= Nabnitu =

Nabnitu ("Creation") is an ancient encyclopedic work of the Old Babylonian period (c. 1800 BCE) that consists of multiple tablets. The name Nabnitu is taken from the first line of the first tablet in the series. Some of the tablets provide "scientific" names for "parts" of objects and the human body. Tablet VII lists the parts of the human hand.

Tablet XXXI seems to refer to domesticated animals. The readable part of this tablet mentions the pig and bull. Other tablets provide information concerning human actions/activities. Tablet IX is concerned with the activity of singing.

Tablet XXXII is the 32nd tablet in the series in the collections of the British Museum. It is also cited as UET VII 126 (with the excavation number U.3011). It is a lexical tablet written in Sumerian-Akkadian text from Ur.

This tablet lists the names and order of the nine strings of an unidentified musical instrument (presumed to be a horizontal harp). It, therefore, refers to the parts of a musical instrument and its construction.

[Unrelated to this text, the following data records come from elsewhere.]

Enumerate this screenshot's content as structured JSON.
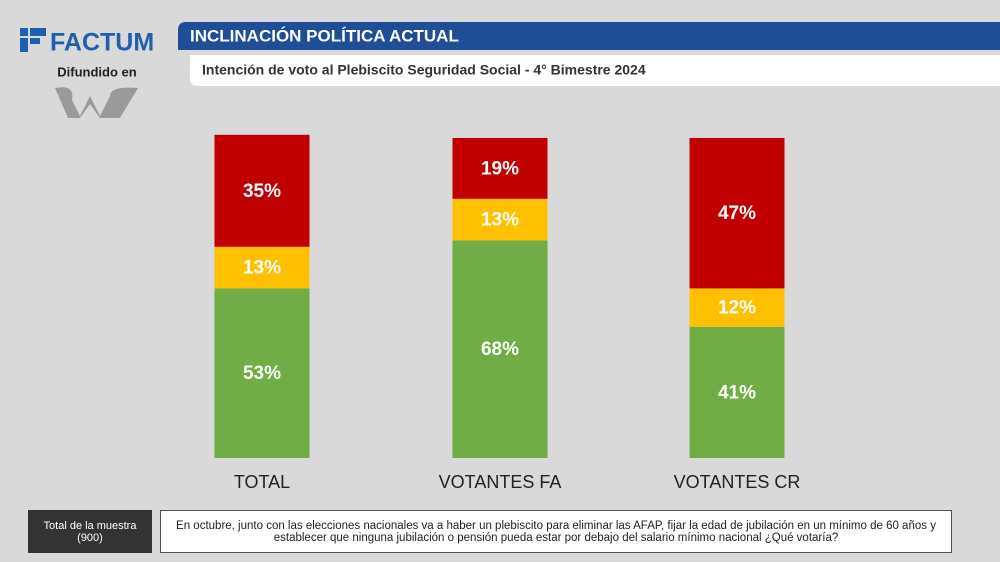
{
  "logo": "FACTUM",
  "sponsor_label": "Difundido en",
  "chart_data": {
    "type": "stacked-bar",
    "title": "INCLINACIÓN POLÍTICA ACTUAL",
    "subtitle": "Intención de voto al Plebiscito Seguridad Social - 4° Bimestre 2024",
    "categories": [
      "TOTAL",
      "VOTANTES FA",
      "VOTANTES CR"
    ],
    "series": [
      {
        "color": "#70ad47",
        "values": [
          53,
          68,
          41
        ],
        "value_labels": [
          "53%",
          "68%",
          "41%"
        ]
      },
      {
        "color": "#ffc000",
        "values": [
          13,
          13,
          12
        ],
        "value_labels": [
          "13%",
          "13%",
          "12%"
        ]
      },
      {
        "color": "#c00000",
        "values": [
          35,
          19,
          47
        ],
        "value_labels": [
          "35%",
          "19%",
          "47%"
        ]
      }
    ]
  },
  "footer": {
    "sample_label": "Total de la muestra",
    "sample_size": "(900)",
    "question": "En octubre, junto con las elecciones nacionales va a haber un plebiscito para eliminar las AFAP, fijar la edad de jubilación en un mínimo de 60 años y establecer que ninguna jubilación o pensión pueda estar por debajo del salario mínimo nacional ¿Qué votaría?"
  }
}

The nine strings, numbered symmetrically as 1-2-3-4-5-4-3-2-1, are presented in two parallel columns, one in Sumerian and the other in Akkadian. The table also indicates that there are "front" and "back" designations. 1-(first)-2(second)-3(front)-4(front)-5(middle)-4(back)-3(back)-2(back)-1(backmost).
Other important designations are the word "thin" and "small". The word "small" is written next to string 3 and "small" next to string 4. This means that the unidentified instrument is constructed with a high tension at the front and a low tension at the back.